Checkoff funds are paid by rice farmers, 3 cents for every 100 pounds of their crop for promotion and 5 cents per hundredweight for research.
The decision by Judge Tim Kelley of the 19th Judicial District in Baton Rouge prevents Dr. Mike Strain, commissioner of Louisiana Department of Agriculture and Forestry, from releasing the funds until July 1. The judge’s ruling came in a lawsuit filed by a small group of farmers from Jefferson Davis Parish who contend the state law dictates that the money can be transferred only once a year, on July 1, to the boards responsible for rice promotion and rice research. The same group also has another lawsuit, assigned to District Judge Janice Clark, that challenges the referendum held in January for renewal of the checkoff program.
The funds involved total approximately $800,000 for promotion, and $1.3 million for research.
Dr. Steve Linscombe, director of the LSU AgCenter Rice Research Station, said the effects of the funding delay could be catastrophic, possibly jeopardizing research projects including variety development, and an exodus of critical personnel because their salaries could not be paid.
A disruption of the cash flow could “undermine more than a century of progress in rice research by disrupting the business operations model for the Rice Research Station and other rice scientists supported by these funds.”
The projects currently funded were approved for funding in October 2011. Historically, the research board issues checks quarterly to the LSU AgCenter to cover all AgCenter projects approved for funding by the board.
“Stability of funding is critical in any research effort. This ruling will definitely negatively impact the effectiveness of this dedicated and talented group of LSU AgCenter scientists,” Linscombe said.
Dr. Mike Strain, commissioner of the Louisiana Department of Agriculture and Forestry (LDAF), said he will go forward with an appeal. He said if the appeal fails, the law could be changed in the legislature, but any changes would not go into effect until July 1.
“It puts us in a difficult situation to have sufficient funding for the Rice Research Station,” Strain said. “I’m going to do everything I can.”
Assistant Attorney General Patricia Wilton represents the LDAF. She said the ruling will be appealed to the 1st Circuit Court of Appeals.
“We don’t agree,” she said. “The law does not prohibit the agriculture commissioner from making transfers more than once a year.”
“Customarily, the LDAF has disbursed the money on a monthly basis since 1973,” said Jackie Loewer, a rice farmer and chairman of the Louisiana Rice Research Board. “This means our contractual commitments will be interrupted until the money is received. It disrupts funding of the entire research initiative.”
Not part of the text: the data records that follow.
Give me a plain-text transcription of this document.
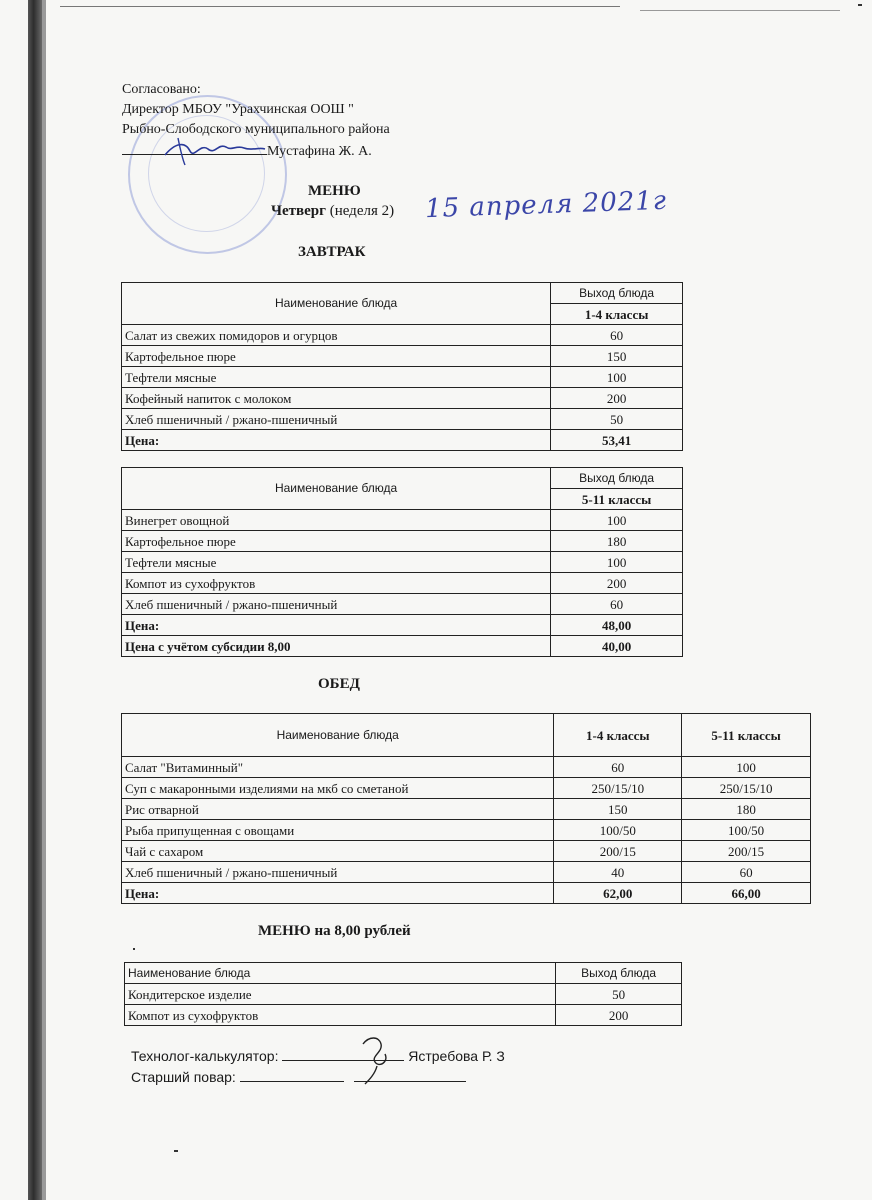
Согласовано:
Директор МБОУ "Урахчинская ООШ "
Рыбно-Слободского муниципального района
Мустафина Ж. А.
МЕНЮ
Четверг (неделя 2) 15 апреля 2021г
ЗАВТРАК
Наименование блюда	Выход блюда
	1-4 классы
Салат из свежих помидоров и огурцов	60
Картофельное пюре	150
Тефтели мясные	100
Кофейный напиток с молоком	200
Хлеб пшеничный / ржано-пшеничный	50
Цена:	53,41
Наименование блюда	Выход блюда
	5-11 классы
Винегрет овощной	100
Картофельное пюре	180
Тефтели мясные	100
Компот из сухофруктов	200
Хлеб пшеничный / ржано-пшеничный	60
Цена:	48,00
Цена с учётом субсидии 8,00	40,00
ОБЕД
Наименование блюда	1-4 классы	5-11 классы
Салат "Витаминный"	60	100
Суп с макаронными изделиями на мкб со сметаной	250/15/10	250/15/10
Рис отварной	150	180
Рыба припущенная с овощами	100/50	100/50
Чай с сахаром	200/15	200/15
Хлеб пшеничный / ржано-пшеничный	40	60
Цена:	62,00	66,00
МЕНЮ на 8,00 рублей
Наименование блюда	Выход блюда
Кондитерское изделие	50
Компот из сухофруктов	200
Технолог-калькулятор:	Ястребова Р. З
Старший повар:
The research board decides how the money is to be spent. Loewer said the ruling, if it is upheld on appeal, will interfere with worthy research projects designed to help farmers with problems, and to develop new varieties.
“Without research, rice farming would cease to exist in southwest Louisiana,” Loewer said. “These projects are approved by the board with the input of rice producers. The money funds research by scientists working together.”
Loewer said this year’s severe outbreak of blast disease is being addressed by research conducted at the LSU AgCenter Rice Research Station near Crowley.
Kevin Berken, a rice farmer and chairman of the Louisiana Rice Promotion Board, said the lawsuit is short-sighted.
“This is bad for the rice industry,” Berken said. “It doesn’t make much sense. We’ve been very successful at promotions, and this puts it all at risk.”
The availability of the check-off funds enables the rice industry to leverage promotional grant money from the U.S. Department of Agriculture, he said. “That enhances our ability to market U.S. rice.”
Farmer John Owen of Rayville, president of the Louisiana Rice Growers Association, said the check-off program was developed through a democratic process. Renewal of the check-off was approved in a referendum held in January with a vote of 357-65 for the research funding, and 321-107 for promotion.
“The check-off program has served this industry well for 40 years,” he said. “There is a small group not pleased with it.”
Owen said the opposition group first tried to attack the check-off program in the legislature with a bill that failed to get out of committee, then chose to pursue litigation.
“They are ignoring the will of the producers,” Owen said. “The end result is a tremendous amount of time and resources are being wasted on a squabble over something already decided.”
Owen said anyone with a complaint about the way money is spent could get a seat on one of the two boards that oversee how the money is spent.
In the lawsuit, the plaintiffs say their share of check-off assessments are being made under protest, and they hint that they may attempt to secure past check-off payments. “Plaintiffs do not concede or contend that damages that plaintiffs may decide to seek, claim or recover in the Declaratory Judgment Action are limited to future payments made under protest.”
Plaintiffs listed in the title of the lawsuit are Mike Doise, Jude Doise, Luke Doise, Doise Farms Inc., Karl Krielow, Glendon Marceaux and Philip Watkins. An addendum lists 43 additional plaintiffs that includes farmers, their family members and 11 incorporated farms.